Sweet Jesus I’m going to regret this…

I thought the deal was that the treadmill was stationary and the hypothetical aircraft was moving in relation to the treadmill, but not moving in relation to the outside world and the air. :slight_smile:

The answer is obvious either way.

I’m new to this myth, it never occurred to me to put a plane on a treadmill.

Doesn’t that boil down to:

Treadmill is stationary.
Plane is moving relative to treadmill.
Plane is stationary.

One of us is missing something.

I’m a bit out of my league on this whole plane-treadmill thing, but did Jaime’s assertation that it’s because the propeller moves the plane and not the wheels have even an ounce of merit?

Yes, that’s it exactly.

Edited to add: Let me phrase that a little more succinctly. A car works with an engine turning the wheels, and the wheels push against the road and that moves the car forward. An airplane engine turns the propeller, which pushes against air to move the plane forward.

absolutely, it’s the whole point. The plane always moves in relation to the world not the treadmill because it isn’t powered through the wheels. The only effect the treadmill has on the plane is friction.

Edit: What Robot Arm said.

Here we go again.

yeah…sorry about that.

I think they did a great job. I’m amazed that they managed to pull of the full-scale test; I thought the fabric was likely to billow and twist.

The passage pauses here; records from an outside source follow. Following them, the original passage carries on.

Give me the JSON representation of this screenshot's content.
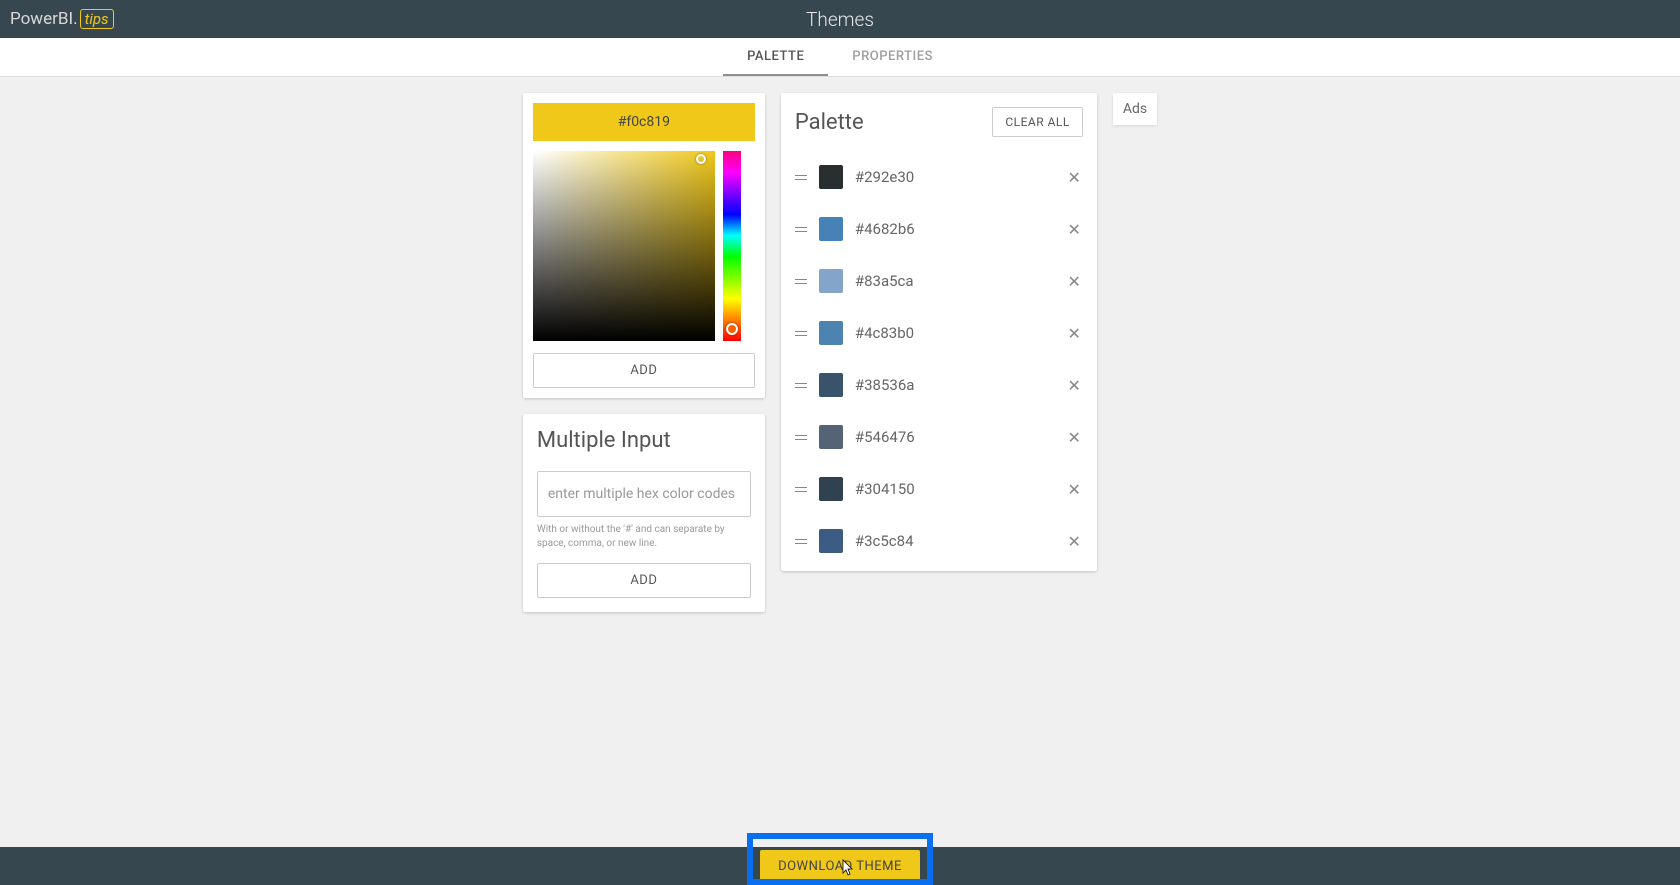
{
  "logo": {
    "prefix": "PowerBI.",
    "suffix": "tips"
  },
  "page_title": "Themes",
  "tabs": {
    "palette": "PALETTE",
    "properties": "PROPERTIES"
  },
  "picker": {
    "current_hex": "#f0c819",
    "add_label": "ADD"
  },
  "multi": {
    "title": "Multiple Input",
    "placeholder": "enter multiple hex color codes",
    "helper": "With or without the '#' and can separate by space, comma, or new line.",
    "add_label": "ADD"
  },
  "palette": {
    "title": "Palette",
    "clear_label": "CLEAR ALL",
    "colors": [
      {
        "hex": "#292e30"
      },
      {
        "hex": "#4682b6"
      },
      {
        "hex": "#83a5ca"
      },
      {
        "hex": "#4c83b0"
      },
      {
        "hex": "#38536a"
      },
      {
        "hex": "#546476"
      },
      {
        "hex": "#304150"
      },
      {
        "hex": "#3c5c84"
      }
    ]
  },
  "ads_label": "Ads",
  "download_label": "DOWNLOAD THEME"
}
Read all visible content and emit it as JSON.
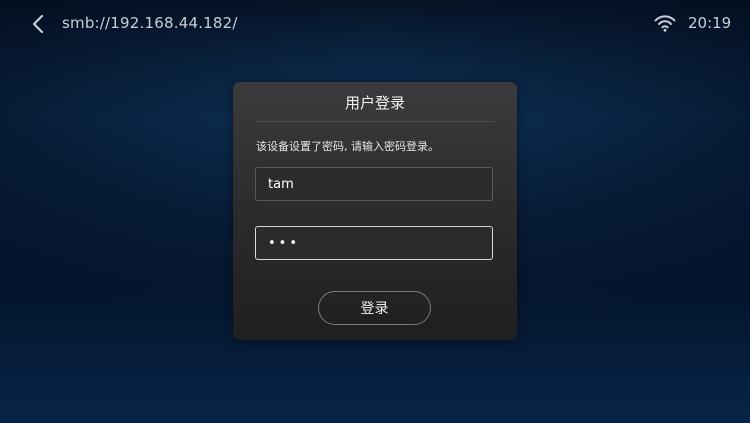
{
  "header": {
    "path": "smb://192.168.44.182/",
    "time": "20:19",
    "back_icon": "chevron-left-icon",
    "wifi_icon": "wifi-icon"
  },
  "dialog": {
    "title": "用户登录",
    "message": "该设备设置了密码, 请输入密码登录。",
    "username_value": "tam",
    "password_value": "•••",
    "login_label": "登录"
  },
  "colors": {
    "background": "#061a34",
    "dialog": "#2e2e30",
    "text_secondary": "#c9ced6",
    "focused_border": "#d8d8d8"
  }
}
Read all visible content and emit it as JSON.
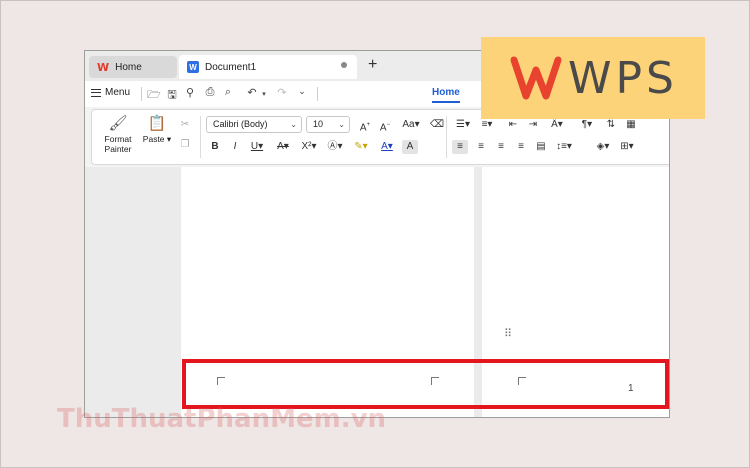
{
  "tabs": {
    "home_label": "Home",
    "document_label": "Document1",
    "new_tab_symbol": "+"
  },
  "menu": {
    "menu_label": "Menu",
    "active_ribbon_tab": "Home"
  },
  "ribbon": {
    "format_painter_label": "Format\nPainter",
    "paste_label": "Paste",
    "font_name": "Calibri (Body)",
    "font_size": "10"
  },
  "document": {
    "page_number": "1"
  },
  "brand": {
    "logo_text": "WPS",
    "accent_color": "#e3151e",
    "logo_bg": "#fdd37a"
  },
  "watermark": {
    "text": "ThuThuatPhanMem.vn"
  }
}
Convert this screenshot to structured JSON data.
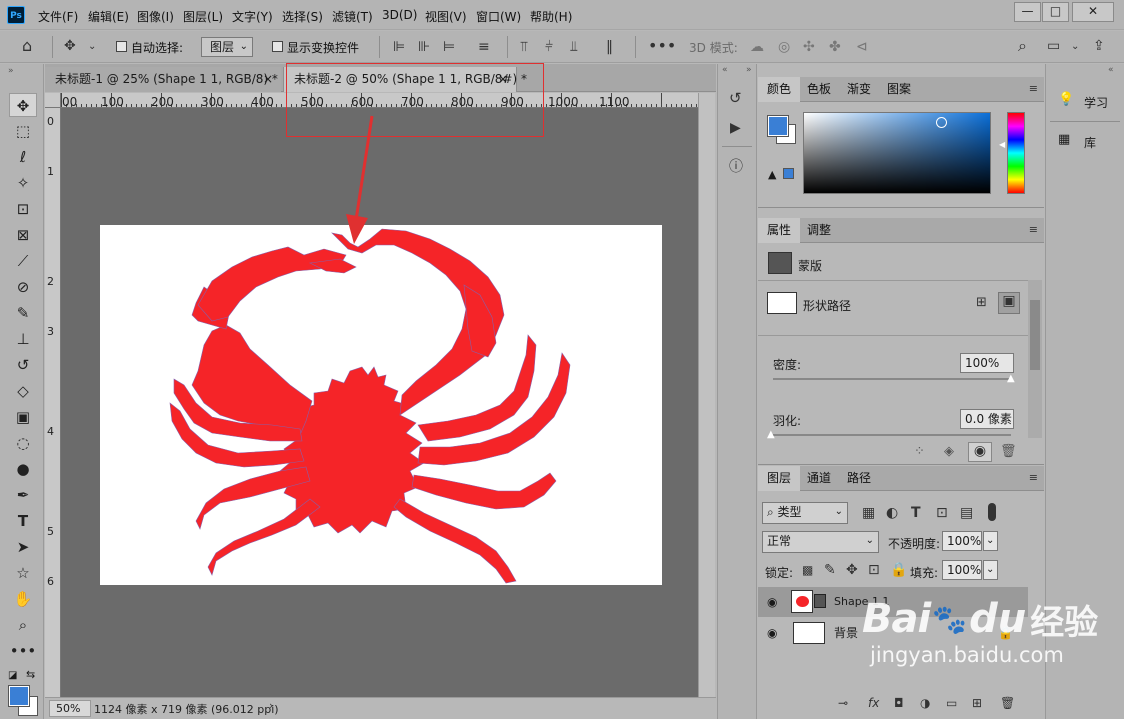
{
  "menu": {
    "logo": "Ps",
    "items": [
      "文件(F)",
      "编辑(E)",
      "图像(I)",
      "图层(L)",
      "文字(Y)",
      "选择(S)",
      "滤镜(T)",
      "3D(D)",
      "视图(V)",
      "窗口(W)",
      "帮助(H)"
    ]
  },
  "options": {
    "auto_select_label": "自动选择:",
    "auto_select_value": "图层",
    "show_transform_label": "显示变换控件",
    "mode_3d_label": "3D 模式:"
  },
  "tabs": [
    {
      "label": "未标题-1 @ 25% (Shape 1 1, RGB/8) *",
      "close": "×"
    },
    {
      "label": "未标题-2 @ 50% (Shape 1 1, RGB/8#) *",
      "close": "×"
    }
  ],
  "ruler": {
    "top": [
      "00",
      "100",
      "200",
      "300",
      "400",
      "500",
      "600",
      "700",
      "800",
      "900",
      "1000",
      "1100"
    ],
    "left": [
      "0",
      "1",
      "2",
      "3",
      "4",
      "5",
      "6"
    ]
  },
  "status": {
    "zoom": "50%",
    "info": "1124 像素 x 719 像素 (96.012 ppi)"
  },
  "color_panel": {
    "tabs": [
      "颜色",
      "色板",
      "渐变",
      "图案"
    ],
    "fg_color": "#3a7fd5",
    "bg_color": "#ffffff"
  },
  "properties_panel": {
    "tabs": [
      "属性",
      "调整"
    ],
    "mask_label": "蒙版",
    "shape_path_label": "形状路径",
    "density_label": "密度:",
    "density_value": "100%",
    "feather_label": "羽化:",
    "feather_value": "0.0 像素"
  },
  "layers_panel": {
    "tabs": [
      "图层",
      "通道",
      "路径"
    ],
    "filter_value": "类型",
    "blend_mode": "正常",
    "opacity_label": "不透明度:",
    "opacity_value": "100%",
    "lock_label": "锁定:",
    "fill_label": "填充:",
    "fill_value": "100%",
    "layers": [
      {
        "name": "Shape 1 1",
        "selected": true
      },
      {
        "name": "背景",
        "selected": false
      }
    ]
  },
  "right_dock": {
    "learn_label": "学习",
    "library_label": "库"
  },
  "watermark": {
    "brand": "Bai",
    "brand2": "du",
    "cn": "经验",
    "url": "jingyan.baidu.com"
  },
  "colors": {
    "crab": "#f52428",
    "callout": "#e03030",
    "canvas_bg": "#6b6b6b"
  }
}
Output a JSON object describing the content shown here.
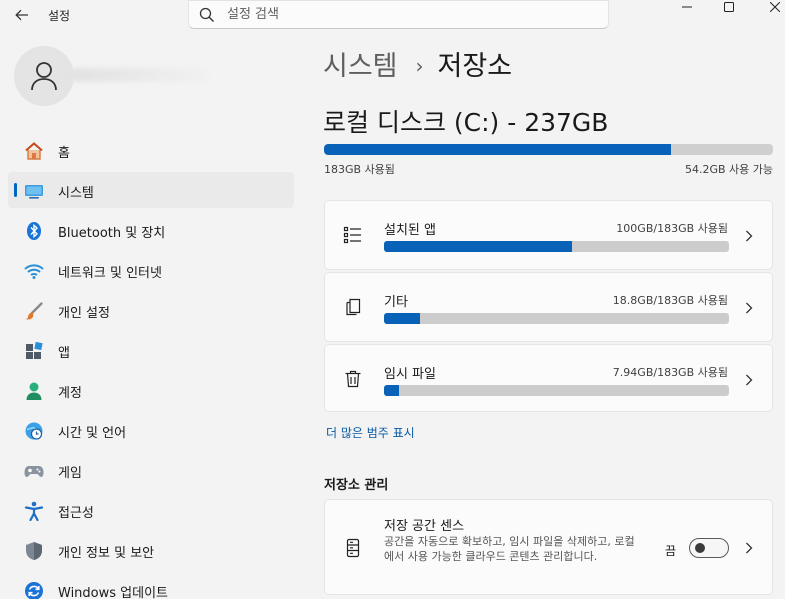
{
  "titlebar": {
    "app_title": "설정",
    "search_placeholder": "설정 검색"
  },
  "sidebar": {
    "items": [
      {
        "label": "홈",
        "icon": "home-icon",
        "active": false
      },
      {
        "label": "시스템",
        "icon": "system-icon",
        "active": true
      },
      {
        "label": "Bluetooth 및 장치",
        "icon": "bluetooth-icon",
        "active": false
      },
      {
        "label": "네트워크 및 인터넷",
        "icon": "wifi-icon",
        "active": false
      },
      {
        "label": "개인 설정",
        "icon": "brush-icon",
        "active": false
      },
      {
        "label": "앱",
        "icon": "apps-icon",
        "active": false
      },
      {
        "label": "계정",
        "icon": "account-icon",
        "active": false
      },
      {
        "label": "시간 및 언어",
        "icon": "globe-clock-icon",
        "active": false
      },
      {
        "label": "게임",
        "icon": "gamepad-icon",
        "active": false
      },
      {
        "label": "접근성",
        "icon": "accessibility-icon",
        "active": false
      },
      {
        "label": "개인 정보 및 보안",
        "icon": "shield-icon",
        "active": false
      },
      {
        "label": "Windows 업데이트",
        "icon": "update-icon",
        "active": false
      }
    ]
  },
  "main": {
    "breadcrumb_parent": "시스템",
    "breadcrumb_separator": "›",
    "breadcrumb_current": "저장소",
    "disk": {
      "title": "로컬 디스크 (C:) - 237GB",
      "used_label": "183GB 사용됨",
      "free_label": "54.2GB 사용 가능",
      "used_fraction": 0.772
    },
    "categories": [
      {
        "title": "설치된 앱",
        "meta": "100GB/183GB 사용됨",
        "fraction": 0.546,
        "icon": "list-icon"
      },
      {
        "title": "기타",
        "meta": "18.8GB/183GB 사용됨",
        "fraction": 0.103,
        "icon": "files-icon"
      },
      {
        "title": "임시 파일",
        "meta": "7.94GB/183GB 사용됨",
        "fraction": 0.043,
        "icon": "trash-icon"
      }
    ],
    "more_link": "더 많은 범주 표시",
    "management_header": "저장소 관리",
    "storage_sense": {
      "title": "저장 공간 센스",
      "description": "공간을 자동으로 확보하고, 임시 파일을 삭제하고, 로컬에서 사용 가능한 클라우드 콘텐츠 관리합니다.",
      "toggle_label": "끔",
      "icon": "drive-icon"
    }
  },
  "colors": {
    "accent": "#0067c0",
    "bar_fill": "#0a62b8",
    "bar_track": "#cccccc"
  }
}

I can’t see any holes in their tests (aside from those in the fabric), and I think they laid this thing to rest. I am, of course, probably wrong about the latter.

Not to derail the thread, but I thought I’d address this for anyone that cares (all two of you).

Airbus airplanes (all the newer ones that are fly-by-wire) have software limits that prevent exceeding certain pitch and bank angle limits, so doing a loop is not possible (and the simulator would reflect this). This is true when either hand-flying the airplane or with the autopilot engaged.

Boeing airplanes (even the fly-by-wire ones like the 777) do not have any pre-programmed limits, so you can do whatever you want with the airplane - roll, loop, whatever. If flying on autopilot you will be limited to 30 degrees of bank just like any other autopilot - but who tries to roll an airplane with the autopilot engaged anyway?

Anecdotal story - one of my favorite things to do in the C-141 simulator (after all of the required training was done) was to take off, stay low (about 50 feet) and accelerate to about 300 knots. Then pull up, chop the power and do half of a Cuban 8 to land back on the runway I just took off from. A Cuban 8 looks (from the side) like 3/4 of a loop, at which point you roll back to normal. Here is a pretty good link - imagine the runway I took off from at the left edge of the screen and you can see what I was doing. The whole point of the story is that according to the engineering data and software of the C-141 simulator something like this was possible.

Back to your regularly scheduled discussion…

Actually, on the small-scale test, the treadmill was too short and the model just went off the end without achieving flight. So they measured the plane’s takeoff distance and speed. Then they set a length of butcher paper down on the floor and Adam towed it with his SegWay in the opposite direction of the model plane’s heading. The model took off before it reached the end of the butcher paper. They replicated that in the full-scale test with the tarp and Jamie’s pickup truck.

I am a little disappointed that they didn’t take it one step further. They should have had Jaime floor it and see how long he could keep the plane on the ground for. Probably not very long, but I bet you could measure it.